04. “Grão da mesma mó” – Sérgio Godinho
Post-it: É uma honra saber que um dos grandes do cancioneiro luso, está para as curvas. Com música de David Fonseca, é ouvir e moer o nosso cérebro por mais. Uma vez poeta instintivo, para sempre um poeta interventivo.
Álbum: Nação Valente (2018).
Comentário fictício de João Nunes: “Boa, VICE! Quando nos encontramos no café perto dos estúdios onde gravo, o Sérgio dá-me altos conselhos.
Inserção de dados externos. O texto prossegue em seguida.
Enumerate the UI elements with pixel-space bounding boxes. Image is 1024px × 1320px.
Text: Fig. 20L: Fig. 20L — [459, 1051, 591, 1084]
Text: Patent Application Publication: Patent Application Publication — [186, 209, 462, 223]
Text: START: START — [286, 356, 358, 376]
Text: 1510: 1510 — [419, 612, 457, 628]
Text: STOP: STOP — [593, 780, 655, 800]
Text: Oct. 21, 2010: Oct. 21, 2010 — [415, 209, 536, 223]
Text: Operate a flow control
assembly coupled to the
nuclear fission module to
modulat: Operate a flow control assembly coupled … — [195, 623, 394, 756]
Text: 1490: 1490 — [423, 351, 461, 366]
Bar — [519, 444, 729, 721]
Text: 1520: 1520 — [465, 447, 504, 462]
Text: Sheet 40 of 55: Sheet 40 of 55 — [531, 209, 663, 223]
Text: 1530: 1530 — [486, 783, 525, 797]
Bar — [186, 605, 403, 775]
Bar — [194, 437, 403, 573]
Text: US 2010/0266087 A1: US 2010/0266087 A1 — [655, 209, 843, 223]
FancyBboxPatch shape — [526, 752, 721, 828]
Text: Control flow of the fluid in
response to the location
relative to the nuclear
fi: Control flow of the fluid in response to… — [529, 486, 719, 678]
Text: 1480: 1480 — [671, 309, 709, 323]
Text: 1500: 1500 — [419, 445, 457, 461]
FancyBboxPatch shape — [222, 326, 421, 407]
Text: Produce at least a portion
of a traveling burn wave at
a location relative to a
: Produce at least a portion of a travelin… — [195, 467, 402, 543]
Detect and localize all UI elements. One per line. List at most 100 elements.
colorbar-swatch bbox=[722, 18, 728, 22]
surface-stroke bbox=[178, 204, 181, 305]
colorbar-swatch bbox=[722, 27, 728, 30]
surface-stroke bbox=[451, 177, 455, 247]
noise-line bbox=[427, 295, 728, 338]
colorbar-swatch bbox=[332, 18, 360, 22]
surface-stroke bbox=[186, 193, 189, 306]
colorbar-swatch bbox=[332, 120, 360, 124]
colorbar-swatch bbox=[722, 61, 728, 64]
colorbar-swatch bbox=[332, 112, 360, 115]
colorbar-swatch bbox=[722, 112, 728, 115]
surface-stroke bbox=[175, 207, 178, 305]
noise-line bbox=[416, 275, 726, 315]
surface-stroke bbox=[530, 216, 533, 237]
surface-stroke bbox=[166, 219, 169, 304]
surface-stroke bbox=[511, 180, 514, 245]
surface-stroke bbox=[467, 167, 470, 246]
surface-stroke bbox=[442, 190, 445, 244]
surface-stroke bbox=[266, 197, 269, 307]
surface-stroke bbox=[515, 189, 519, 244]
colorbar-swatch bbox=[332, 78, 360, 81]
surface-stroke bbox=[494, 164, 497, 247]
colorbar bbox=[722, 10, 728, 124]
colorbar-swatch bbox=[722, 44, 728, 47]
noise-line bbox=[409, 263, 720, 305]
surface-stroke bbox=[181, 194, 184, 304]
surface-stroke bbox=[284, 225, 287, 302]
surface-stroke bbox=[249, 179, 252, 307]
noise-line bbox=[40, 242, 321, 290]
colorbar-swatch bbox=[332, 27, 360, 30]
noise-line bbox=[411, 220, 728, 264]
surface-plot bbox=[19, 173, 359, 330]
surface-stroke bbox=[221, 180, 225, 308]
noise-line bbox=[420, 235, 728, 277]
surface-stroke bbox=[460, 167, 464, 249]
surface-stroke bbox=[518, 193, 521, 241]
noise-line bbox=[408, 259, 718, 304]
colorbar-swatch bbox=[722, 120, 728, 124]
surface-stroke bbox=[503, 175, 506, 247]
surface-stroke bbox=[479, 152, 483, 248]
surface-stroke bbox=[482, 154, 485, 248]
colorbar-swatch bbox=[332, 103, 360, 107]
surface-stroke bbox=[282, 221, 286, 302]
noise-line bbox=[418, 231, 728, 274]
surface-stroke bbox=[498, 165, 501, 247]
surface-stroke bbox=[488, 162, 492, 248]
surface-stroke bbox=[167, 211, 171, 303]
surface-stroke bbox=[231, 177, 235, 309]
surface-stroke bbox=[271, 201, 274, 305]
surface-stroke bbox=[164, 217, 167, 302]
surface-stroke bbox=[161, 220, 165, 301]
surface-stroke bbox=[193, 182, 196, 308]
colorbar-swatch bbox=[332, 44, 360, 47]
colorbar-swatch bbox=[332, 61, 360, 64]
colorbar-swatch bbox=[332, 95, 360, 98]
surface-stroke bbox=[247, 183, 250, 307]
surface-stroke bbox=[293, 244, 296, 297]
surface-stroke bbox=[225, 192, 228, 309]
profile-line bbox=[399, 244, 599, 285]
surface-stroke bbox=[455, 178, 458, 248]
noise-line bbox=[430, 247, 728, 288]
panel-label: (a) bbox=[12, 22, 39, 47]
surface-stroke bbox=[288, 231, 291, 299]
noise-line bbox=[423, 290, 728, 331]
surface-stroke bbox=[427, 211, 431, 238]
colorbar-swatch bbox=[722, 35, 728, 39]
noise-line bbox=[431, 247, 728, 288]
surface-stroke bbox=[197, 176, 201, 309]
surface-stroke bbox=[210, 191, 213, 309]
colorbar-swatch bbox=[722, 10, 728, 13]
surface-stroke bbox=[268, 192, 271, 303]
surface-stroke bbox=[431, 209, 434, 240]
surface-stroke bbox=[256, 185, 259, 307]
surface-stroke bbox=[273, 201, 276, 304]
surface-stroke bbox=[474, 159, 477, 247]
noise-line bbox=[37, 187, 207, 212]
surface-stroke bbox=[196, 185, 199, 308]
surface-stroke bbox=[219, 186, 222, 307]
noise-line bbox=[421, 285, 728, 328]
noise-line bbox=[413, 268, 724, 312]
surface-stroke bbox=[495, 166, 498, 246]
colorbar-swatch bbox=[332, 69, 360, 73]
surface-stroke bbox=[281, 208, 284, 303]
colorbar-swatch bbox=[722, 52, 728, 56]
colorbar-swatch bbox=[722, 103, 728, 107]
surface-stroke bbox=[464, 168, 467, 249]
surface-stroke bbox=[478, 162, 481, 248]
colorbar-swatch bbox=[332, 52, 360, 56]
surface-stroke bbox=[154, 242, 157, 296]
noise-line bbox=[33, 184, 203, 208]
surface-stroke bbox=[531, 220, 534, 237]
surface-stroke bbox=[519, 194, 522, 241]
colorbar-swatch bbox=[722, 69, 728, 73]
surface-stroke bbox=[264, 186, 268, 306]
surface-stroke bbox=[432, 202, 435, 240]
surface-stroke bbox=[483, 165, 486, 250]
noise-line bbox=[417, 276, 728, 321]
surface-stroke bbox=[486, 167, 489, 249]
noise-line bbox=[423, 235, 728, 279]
E eu nem tenho dois metros…”.
03. “Malhão 3.0” – Diabo Na Cruz
Post-it: A trupe liderada por Jorge Cruz “organiza festas” com pés e cabeça, demonstrando uma gentileza lírica de quem tem noção e perspicácia do País onde vive. Cuidado, há demasiadas raposas à solta por aí…
Álbum: Lebre (2018).
Comentário fictício de João Nunes: “Querem ver que o clássico popular, ‘ó malhão, malhão’, vai voltar a estar na moda?”.
02. “Iminente” – Papillon feat. Plutonio
Post-it: Oxalá que tenhas uma cerveja por perto, oxalá tenhas uns colegas porreiros que te acompanhem. Vem daí celebrar o cosmopolitismo com genes de África, numa toada de iminente loucura. Bora lá mexer o esqueleto (outra vez com Plutonio)?
Álbum: Deepak Looper (2018).
Comentário fictício de João Nunes: “Estive num festão em que a discoteca quase ia abaixo, quando o DJ passou esta. Brutal!”.
01. “Leva-me a dançar” – Joana Espadinha
Post-it: Há 20 anos, “Borrow” meteu os Silence 4 nas bocas do Mundo. Em 2014, Capicua arrasou a concorrência com “Vayorken”. Desde o primeiro trimestre de 2018, o tema criado por Joana Espadinha (com o auxílio precioso de Benjamin) encomendou as faixas de winner e tornou a pop nacional bem mais interessante. Um hino que toca em rádios “indiependentes” ou “mainstream”, numa composição envolvente até para os cépticos em assuntos do coração. Lindo.
Álbum: O Material Tem Sempre Razão (2018).
Comentário fictício de João Nunes: “Eu e a babe, que conheci na semana passada, já baptizamos esta como ‘a nossa canção’. Acham que pode ser o início de uma longa relação poliamorosa? Eu desejo que sim”.